Robert Bartlett Receives Scientific Achievement Award
A ground-breaking and internationally recognized Michigan Medicine researcher, surgeon, and professor, Robert H. Bartlett, MD, has received the 2018 Earl Bakken Scientific Achievement Award by The Society of Thoracic Surgeons.
A pioneer in the field of critical care, Bartlett is best known for developing the lifesaving heart-lung technology known as extracorporeal membrane oxygenation (ECMO). ECMO provides prolonged cardiac and respiratory support by removing blood from the body of the person experiencing heart or lung failure, artificially removing carbon dioxide, and oxygenating red blood cells before returning the blood to the patient.
“Dr. Bartlett helped refine and then define a technology with thoughtful, dogged determination and believed it would work,” said 2017-2018 STS President Richard L. Prager, M.D., a co-director of the U-M Frankel Cardiovascular Center. “As a result, ECMO has become the dominant short-term life support mechanical technology worldwide. Emergency room doctors use it; cardiologists use it; general surgeons use it; cardiac and thoracic surgeons use it. Because of Dr. Bartlett, many, many lives have been saved.”
In 1975 at the University of California, Irvine, Bartlett successfully treated the first infant patient utilizing ECMO. Five years later, the neonatal ECMO project moved with Dr. Bartlett to the University of Michigan.
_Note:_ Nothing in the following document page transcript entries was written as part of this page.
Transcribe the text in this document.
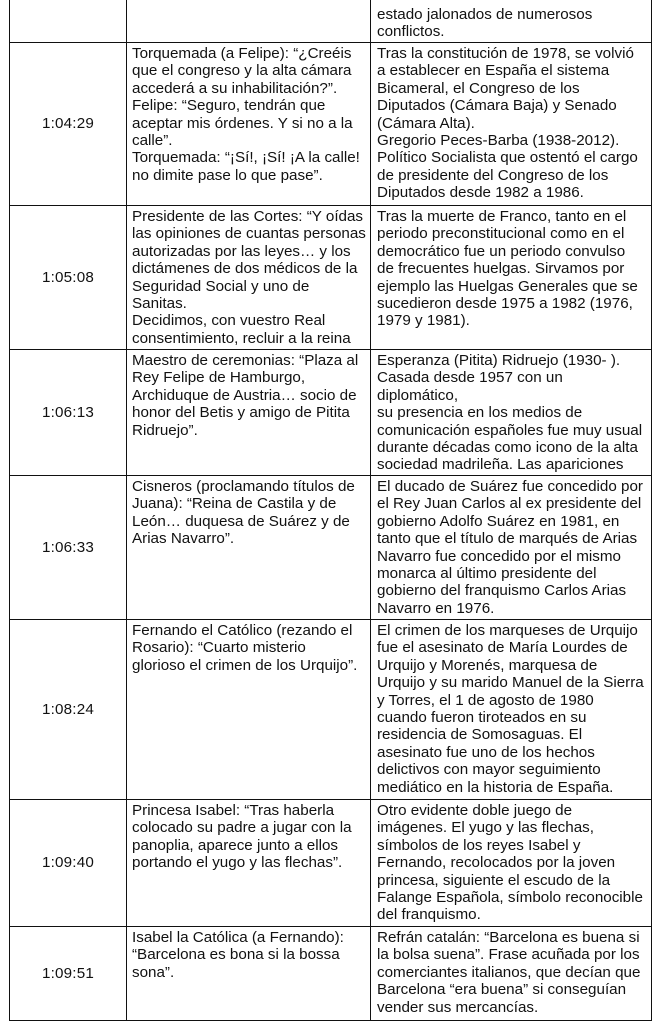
estado jalonados de numerosos
conflictos.
1:04:29
Torquemada (a Felipe): “¿Creéis
que el congreso y la alta cámara
accederá a su inhabilitación?”.
Felipe: “Seguro, tendrán que
aceptar mis órdenes. Y si no a la
calle”.
Torquemada: “¡Sí!, ¡Sí! ¡A la calle!
no dimite pase lo que pase”.
Tras la constitución de 1978, se volvió
a establecer en España el sistema
Bicameral, el Congreso de los
Diputados (Cámara Baja) y Senado
(Cámara Alta).
Gregorio Peces-Barba (1938-2012).
Político Socialista que ostentó el cargo
de presidente del Congreso de los
Diputados desde 1982 a 1986.
1:05:08
Presidente de las Cortes: “Y oídas
las opiniones de cuantas personas
autorizadas por las leyes… y los
dictámenes de dos médicos de la
Seguridad Social y uno de Sanitas.
Decidimos, con vuestro Real
consentimiento, recluir a la reina

Tras la muerte de Franco, tanto en el
periodo preconstitucional como en el
democrático fue un periodo convulso
de frecuentes huelgas. Sirvamos por
ejemplo las Huelgas Generales que se
sucedieron desde 1975 a 1982 (1976,
1979 y 1981).
1:06:13
Maestro de ceremonias: “Plaza al
Rey Felipe de Hamburgo,
Archiduque de Austria… socio de
honor del Betis y amigo de Pitita
Ridruejo”.
Esperanza (Pitita) Ridruejo (1930- ).
Casada desde 1957 con un diplomático,
su presencia en los medios de
comunicación españoles fue muy usual
durante décadas como icono de la alta
sociedad madrileña. Las apariciones

1:06:33
Cisneros (proclamando títulos de
Juana): “Reina de Castila y de
León… duquesa de Suárez y de
Arias Navarro”.
El ducado de Suárez fue concedido por
el Rey Juan Carlos al ex presidente del
gobierno Adolfo Suárez en 1981, en
tanto que el título de marqués de Arias
Navarro fue concedido por el mismo
monarca al último presidente del
gobierno del franquismo Carlos Arias
Navarro en 1976.
1:08:24
Fernando el Católico (rezando el
Rosario): “Cuarto misterio
glorioso el crimen de los Urquijo”.
El crimen de los marqueses de Urquijo
fue el asesinato de María Lourdes de
Urquijo y Morenés, marquesa de
Urquijo y su marido Manuel de la Sierra
y Torres, el 1 de agosto de 1980
cuando fueron tiroteados en su
residencia de Somosaguas. El
asesinato fue uno de los hechos
delictivos con mayor seguimiento
mediático en la historia de España.
1:09:40
Princesa Isabel: “Tras haberla
colocado su padre a jugar con la
panoplia, aparece junto a ellos
portando el yugo y las flechas”.
Otro evidente doble juego de
imágenes. El yugo y las flechas,
símbolos de los reyes Isabel y
Fernando, recolocados por la joven
princesa, siguiente el escudo de la
Falange Española, símbolo reconocible
del franquismo.
1:09:51
Isabel la Católica (a Fernando):
“Barcelona es bona si la bossa
sona”.
Refrán catalán: “Barcelona es buena si
la bolsa suena”. Frase acuñada por los
comerciantes italianos, que decían que
Barcelona “era buena” si conseguían
vender sus mercancías.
He continued to develop the technology, and the use of ECMO gradually increased from a few cases each year to several cases each month.
When Bartlett and his team first started using ECMO, the mortality rate for infants with lung failure was 90%; eventually, the survival rate became 90%. Initially used for babies in critical condition, ECMO is now being used more for adults. Approximately 100,000 patients have been on ECMO over the past several decades.
“The concept of using mechanical devices to keep people with no heart or lung function alive is new in the last 50 years,” explained Dr. Bartlett. “Most people thought it was crazy because it was very risky, invasive, and had never been done before. There was a lot of skepticism in the general medical community for a long time. No one believed you could do that, and now we do it routinely.”